CAN Bus Analyzer Runs In Your Browser

If you’ve got a modern car, truck, or tractor, it’s probably got a CAN bus or three that is bouncing data all around the vehicle. Listening in on these transmissions can enlighten you to what’s going on with sensors and modules which can aid in troubleshooting. You might find [Chanchal]’s latest work to be helpful in this regard — a CAN bus visualizer that runs right in your browser.

CANviz, as the project is known, is designed to work with any one of a number of cheap USB CAN reader modules. To use it, you simply run the Python “pip” tool to install it, and then you have a live CAN bus frame analyzer running on your local machine. Point your browser to localhost:8080 and you can see the data pouring in from whatever you happen to be hooked up to. The tool supports decoding CAN DBC files to make better sense of the raw data coming off the bus, and you can also record sessions for later analysis and even send CAN frames yourself if you need to. You can also run the tool on a remote single-board PC if so desired and access it over a network connection from another machine.

We’ve explored CAN hacking tools before and tools for visualization as well. Often, the latter is important when trying to debug and investigate dynamic issues. Meanwhile, if you’re working on your own automotive interface hacks, don’t hesitate to notify the tipsline!

11 thoughts on “CAN Bus Analyzer Runs In Your Browser

  1. Nice to see a tool that supports arbitrary hardware. Another option that I’ve used since 2017 is Comma Cabana with a Panda device. I believe both the software and hardware are open source. (The web interface appears to be deprecated though. And the founder is a bit of a prima donna.)

  2. I just get a ERROR: Could not find a version that satisfies the requirement canviz (from versions: none)
    ERROR: No matching distribution found for canviz

    when trying to pip install on ubuntu

    1. Thanks for reporting this! A few things to try:

      Use pip3 install canviz or python3 -m pip install canviz instead of pip
      Check your Python version with python3 –version, CANviz requires 3.10 or newer. Ubuntu 20.04 ships with 3.8 which won’t work.
      If you’re on Ubuntu 20.04, you’ll need to upgrade Python or install 3.10+ separately.

      Let me know which Ubuntu version you’re on and what python3 –version shows, happy to help debug further.

  3. I’ve recently started developing a C library that offers a unified API for accessing CAN hardware from multiple vendors on both Windows and Linux. Alongside it, I maintain a reference project called CANopenTerm.

    Chanchaldhiman: CANviz looks awesome: if you see this, we should definitely talk! 😄

  4. The access that Chrome has to things, like USB, is really nightmarish.
    I’m really surprised we don’t hear tons of stories how that was exploited and what drama resulted.
    I mean it’s also dead easy to trick at least half the world’s people into giving permission if that is needed (not that that is needed though).

    1. Good observation, CANviz doesn’t use WebUSB, the browser only talks to a local Python backend over HTTP/WebSocket, so Chrome’s USB permissions aren’t in play here.
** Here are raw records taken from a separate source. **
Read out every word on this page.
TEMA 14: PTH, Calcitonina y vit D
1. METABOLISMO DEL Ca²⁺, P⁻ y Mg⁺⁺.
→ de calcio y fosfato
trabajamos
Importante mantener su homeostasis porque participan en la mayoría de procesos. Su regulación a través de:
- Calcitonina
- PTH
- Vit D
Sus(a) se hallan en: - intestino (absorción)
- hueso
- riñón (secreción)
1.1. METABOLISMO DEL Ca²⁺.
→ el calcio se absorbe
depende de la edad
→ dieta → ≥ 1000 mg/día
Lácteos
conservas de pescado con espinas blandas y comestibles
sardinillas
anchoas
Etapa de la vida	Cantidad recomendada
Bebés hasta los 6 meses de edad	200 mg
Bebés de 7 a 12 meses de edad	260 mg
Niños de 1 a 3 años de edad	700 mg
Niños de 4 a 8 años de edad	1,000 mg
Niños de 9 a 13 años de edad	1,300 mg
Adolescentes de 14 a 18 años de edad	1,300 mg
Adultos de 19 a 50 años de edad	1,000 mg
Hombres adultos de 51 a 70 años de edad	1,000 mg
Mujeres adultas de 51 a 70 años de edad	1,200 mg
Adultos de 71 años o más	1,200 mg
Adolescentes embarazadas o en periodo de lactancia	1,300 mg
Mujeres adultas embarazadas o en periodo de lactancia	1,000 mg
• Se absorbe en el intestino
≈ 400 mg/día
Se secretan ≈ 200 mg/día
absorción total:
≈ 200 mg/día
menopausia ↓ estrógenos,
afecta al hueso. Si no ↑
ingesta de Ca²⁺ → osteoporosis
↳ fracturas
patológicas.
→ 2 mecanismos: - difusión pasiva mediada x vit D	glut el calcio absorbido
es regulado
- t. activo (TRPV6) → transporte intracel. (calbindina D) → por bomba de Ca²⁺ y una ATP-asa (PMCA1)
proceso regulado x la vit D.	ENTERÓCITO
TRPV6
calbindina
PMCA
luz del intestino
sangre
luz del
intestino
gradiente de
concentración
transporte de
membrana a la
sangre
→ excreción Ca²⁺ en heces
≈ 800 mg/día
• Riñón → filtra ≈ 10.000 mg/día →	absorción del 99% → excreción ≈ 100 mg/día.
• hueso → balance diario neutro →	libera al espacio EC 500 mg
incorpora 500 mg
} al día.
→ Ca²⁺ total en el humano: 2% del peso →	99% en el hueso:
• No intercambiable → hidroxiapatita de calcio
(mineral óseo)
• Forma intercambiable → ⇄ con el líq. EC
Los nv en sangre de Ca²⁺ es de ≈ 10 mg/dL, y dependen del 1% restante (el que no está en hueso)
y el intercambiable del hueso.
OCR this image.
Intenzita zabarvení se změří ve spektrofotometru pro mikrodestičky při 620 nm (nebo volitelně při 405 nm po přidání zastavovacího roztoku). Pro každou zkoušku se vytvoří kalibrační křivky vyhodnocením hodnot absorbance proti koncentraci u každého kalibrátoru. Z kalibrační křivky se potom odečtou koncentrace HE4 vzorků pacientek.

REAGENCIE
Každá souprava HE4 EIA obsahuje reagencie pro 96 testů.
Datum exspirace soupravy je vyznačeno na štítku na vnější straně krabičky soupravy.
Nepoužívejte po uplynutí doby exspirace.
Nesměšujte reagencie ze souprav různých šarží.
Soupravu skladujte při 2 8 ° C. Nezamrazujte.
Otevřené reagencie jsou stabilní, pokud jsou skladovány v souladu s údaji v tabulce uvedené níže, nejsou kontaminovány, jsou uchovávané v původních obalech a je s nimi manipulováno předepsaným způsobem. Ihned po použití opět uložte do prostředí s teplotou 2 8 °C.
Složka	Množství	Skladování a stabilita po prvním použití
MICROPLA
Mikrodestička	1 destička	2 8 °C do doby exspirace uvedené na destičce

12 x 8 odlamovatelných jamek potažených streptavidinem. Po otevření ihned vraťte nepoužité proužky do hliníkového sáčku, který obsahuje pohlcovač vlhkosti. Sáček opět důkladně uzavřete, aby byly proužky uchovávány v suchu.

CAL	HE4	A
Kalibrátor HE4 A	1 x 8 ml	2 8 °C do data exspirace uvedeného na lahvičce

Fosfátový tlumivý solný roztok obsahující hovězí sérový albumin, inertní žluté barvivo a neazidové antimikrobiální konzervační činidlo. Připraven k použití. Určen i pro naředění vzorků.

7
The USB access is entirely on the Python side via python-can.

      Your broader security instinct is valid though, when you run any locally installed tool that touches hardware, you’re trusting that code. Same as running any Python script locally. Worth being aware of what you install.

      1. You’re too kind.

        I long ago used sockets to talk to a game engine, over time the players got more nifty and nasty and the game makers had to close down that functionality, along with many other nice functions. So my innocent stuff was killed with it.
        Makes me wonder if all those that code to use browser interfacing will in the end also find their functionality will be killed by updates necessitated by people being unpleasant.

        It already happened with Firefox’s extensions in the past, they felt they had to lock a lot of that down too. But I think you really should make a browser that defaults for non-tech people and a setting to enable the more complex and tricky functionality. Like now with Google’s turn-around on side-loading.
        They initially did stuff like that in some browsers, but then over time even the ‘developer’ modes got more and more neutered.
        But I say that if you are clueless and still bypass all the warnings and get in trouble the companies should just say ‘deal with it people’ and use their lawyers to make that point loud and clear.

        1. Ha, your game engine story is a perfect example of how this always plays out, one bad actor ruins it for everyone.

          Fortunately, CANviz is boring in the best possible way, the browser is just loading a local webpage and talking to localhost. No exotic APIs, no external connections. It’s as basic as a browser gets, nothing to lock down.

          Your point about power users vs non-technical users is a genuinely unsolved problem though and the industry keeps defaulting to restriction instead of informed consent.

    2. Websites can’t just access random USB or serial devices. They can’t even tell if any devices are connected. They have to request permission, then the browser pops up a dialog where you have to give it access to a specific device.

      They should make the default permission block instead of ask though. Most people don’t need it and the ones that do won’t have any trouble changing a setting.